Royal Botanic Gardens, Kew, Richmond, Surrey TW9 3AE, UK.
Department of Biology, Aarhus University, 8000 Aarhus C, Denmark.
Syst Biol. 2022 Aug 10;71(5):1124-1146. doi: 10.1093/sysbio/syac012.
Phylogenetic analyses are increasingly being performed with data sets that incorporate hundreds of loci. Due to incomplete lineage sorting, hybridization, and horizontal gene transfer, the gene trees for these loci may often have topologies that differ from each other and from the species tree. The effect of these topological incongruences on divergence time estimation has not been fully investigated. Using a series of simulation experiments and empirical analyses, we demonstrate that when topological incongruence between gene trees and the species tree is not accounted for, the temporal duration of branches in regions of the species tree that are affected by incongruence is underestimated, whilst the duration of other branches is considerably overestimated. This effect becomes more pronounced with higher levels of topological incongruence. We show that this pattern results from the erroneous estimation of the number of substitutions along branches in the species tree, although the effect is modulated by the assumptions inherent to divergence time estimation, such as those relating to the fossil record or among-branch-substitution-rate variation. By only analyzing loci with gene trees that are topologically congruent with the species tree, or only taking into account the branches from each gene tree that are topologically congruent with the species tree, we demonstrate that the effects of topological incongruence can be ameliorated. Nonetheless, even when topologically congruent gene trees or topologically congruent branches are selected, error in divergence time estimates remains. This stems from temporal incongruences between divergence times in species trees and divergence times in gene trees, and more importantly, the difficulty of incorporating necessary assumptions for divergence time estimation. [Divergence time estimation; gene trees; species tree; topological incongruence.].

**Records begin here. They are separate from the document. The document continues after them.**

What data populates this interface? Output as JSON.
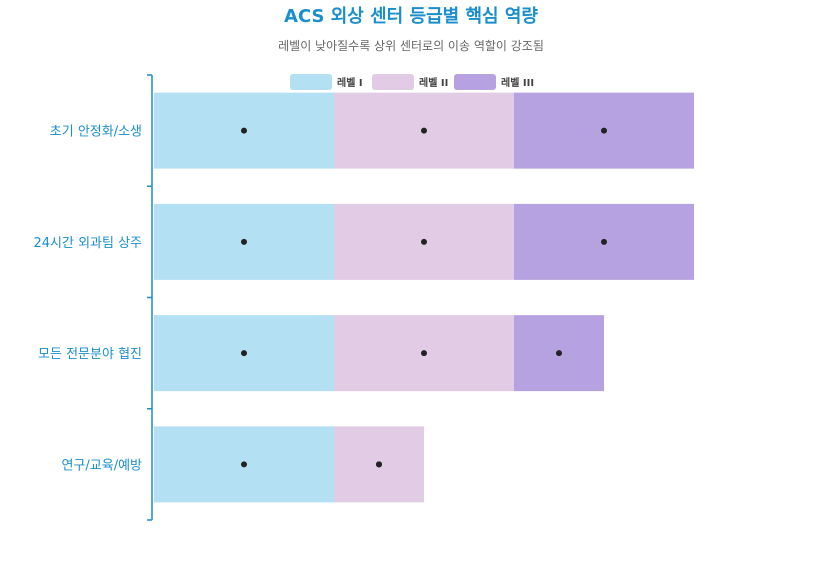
{
  "chart_data": {
    "type": "bar",
    "orientation": "horizontal",
    "stacked": true,
    "title": "ACS 외상 센터 등급별 핵심 역량",
    "subtitle": "레벨이 낮아질수록 상위 센터로의 이송 역할이 강조됨",
    "categories": [
      "초기 안정화/소생",
      "24시간 외과팀 상주",
      "모든 전문분야 협진",
      "연구/교육/예방"
    ],
    "series": [
      {
        "name": "레벨 I",
        "values": [
          1,
          1,
          1,
          1
        ],
        "color": "#b3e0f2"
      },
      {
        "name": "레벨 II",
        "values": [
          1,
          1,
          1,
          0.5
        ],
        "color": "#e1cbe5"
      },
      {
        "name": "레벨 III",
        "values": [
          1,
          1,
          0.5,
          0
        ],
        "color": "#b6a2e0"
      }
    ],
    "extra_markers": [
      {
        "category": "연구/교육/예방",
        "x": 1.25
      }
    ],
    "xlim": [
      0,
      3.6
    ],
    "grid": false,
    "legend_position": "top",
    "colors": {
      "title": "#1b8fcc",
      "subtitle": "#666666",
      "axis": "#1b8fcc",
      "tick_label": "#1b8fcc",
      "marker": "#222222",
      "legend_text": "#444444"
    }
  }
}
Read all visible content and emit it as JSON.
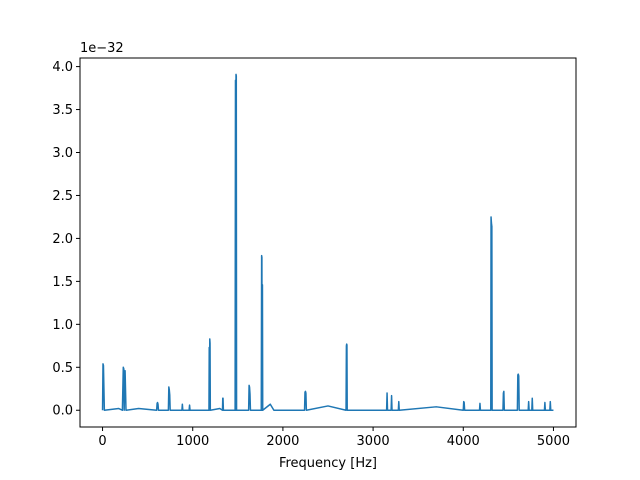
{
  "chart_data": {
    "type": "line",
    "title": "",
    "xlabel": "Frequency [Hz]",
    "ylabel": "",
    "offset_text": "1e−32",
    "xlim": [
      -250,
      5250
    ],
    "ylim": [
      -0.195,
      4.1
    ],
    "xticks": [
      0,
      1000,
      2000,
      3000,
      4000,
      5000
    ],
    "yticks": [
      0.0,
      0.5,
      1.0,
      1.5,
      2.0,
      2.5,
      3.0,
      3.5,
      4.0
    ],
    "ytick_labels": [
      "0.0",
      "0.5",
      "1.0",
      "1.5",
      "2.0",
      "2.5",
      "3.0",
      "3.5",
      "4.0"
    ],
    "grid": false,
    "color": "#1f77b4",
    "series": [
      {
        "x": [
          0,
          5,
          10,
          20,
          180,
          220,
          230,
          236,
          240,
          246,
          250,
          260,
          400,
          600,
          605,
          610,
          615,
          620,
          730,
          735,
          740,
          745,
          750,
          880,
          885,
          890,
          960,
          965,
          970,
          1180,
          1183,
          1186,
          1189,
          1192,
          1195,
          1300,
          1330,
          1333,
          1336,
          1340,
          1470,
          1474,
          1477,
          1480,
          1483,
          1486,
          1620,
          1625,
          1630,
          1635,
          1640,
          1760,
          1764,
          1767,
          1770,
          1773,
          1776,
          1860,
          1900,
          2240,
          2245,
          2250,
          2255,
          2260,
          2500,
          2700,
          2704,
          2707,
          2710,
          2713,
          2716,
          3150,
          3155,
          3160,
          3200,
          3205,
          3210,
          3280,
          3285,
          3290,
          3700,
          4000,
          4005,
          4010,
          4015,
          4180,
          4185,
          4190,
          4305,
          4308,
          4311,
          4314,
          4317,
          4320,
          4440,
          4445,
          4450,
          4455,
          4600,
          4605,
          4610,
          4615,
          4620,
          4720,
          4725,
          4730,
          4760,
          4765,
          4770,
          4900,
          4905,
          4910,
          4960,
          4965,
          4970,
          5000
        ],
        "y": [
          0.0,
          0.54,
          0.52,
          0.0,
          0.02,
          0.0,
          0.5,
          0.48,
          0.0,
          0.44,
          0.46,
          0.0,
          0.02,
          0.0,
          0.08,
          0.09,
          0.07,
          0.0,
          0.0,
          0.27,
          0.24,
          0.18,
          0.0,
          0.0,
          0.07,
          0.0,
          0.0,
          0.06,
          0.0,
          0.0,
          0.73,
          0.0,
          0.83,
          0.78,
          0.0,
          0.02,
          0.0,
          0.14,
          0.14,
          0.0,
          0.0,
          3.84,
          0.0,
          3.91,
          3.89,
          0.0,
          0.0,
          0.29,
          0.27,
          0.19,
          0.0,
          0.0,
          1.8,
          1.78,
          0.0,
          1.46,
          0.0,
          0.07,
          0.0,
          0.0,
          0.21,
          0.22,
          0.2,
          0.0,
          0.05,
          0.0,
          0.75,
          0.77,
          0.76,
          0.0,
          0.0,
          0.0,
          0.2,
          0.0,
          0.0,
          0.17,
          0.0,
          0.0,
          0.1,
          0.0,
          0.04,
          0.0,
          0.1,
          0.09,
          0.0,
          0.0,
          0.08,
          0.0,
          0.0,
          2.25,
          2.2,
          2.16,
          2.14,
          0.0,
          0.0,
          0.2,
          0.22,
          0.0,
          0.0,
          0.41,
          0.42,
          0.4,
          0.0,
          0.0,
          0.1,
          0.0,
          0.0,
          0.14,
          0.0,
          0.0,
          0.09,
          0.0,
          0.0,
          0.1,
          0.0,
          0.0
        ]
      }
    ]
  }
}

系统发育分析越来越多地使用包含数百个基因座的数据进行。由于不完全谱系分选、杂交和水平基因转移,这些基因座的基因树往往具有彼此不同且与种系发生树不同的拓扑结构。这些拓扑不和谐对分歧时间估计的影响尚未得到充分研究。通过一系列模拟实验和实证分析,我们证明,当基因树与种系发生树之间存在拓扑不和谐时,如果不考虑这种不和谐,受影响的种系发生树分支的时间持续时间会被低估,而其他分支的持续时间会被大大高估。这种影响随着拓扑不和谐程度的增加而更加明显。我们表明,这种模式是由于错误估计了种系发生树上分支的替代数量所致,尽管这种效应受到分歧时间估计中固有的假设的调节,例如与化石记录或分支间替代率变化有关的假设。通过仅分析与种系发生树拓扑一致的基因树的基因座,或者仅考虑与种系发生树拓扑一致的每个基因树的分支,我们证明可以减轻拓扑不和谐的影响。尽管如此,即使选择拓扑一致的基因树或拓扑一致的分支,分歧时间估计仍会存在误差。这源于种系发生树中的分歧时间与基因树中的分歧时间之间的时间不和谐,更重要的是,难以纳入分歧时间估计所需的假设。[分歧时间估计;基因树;种系发生树;拓扑不和谐。]。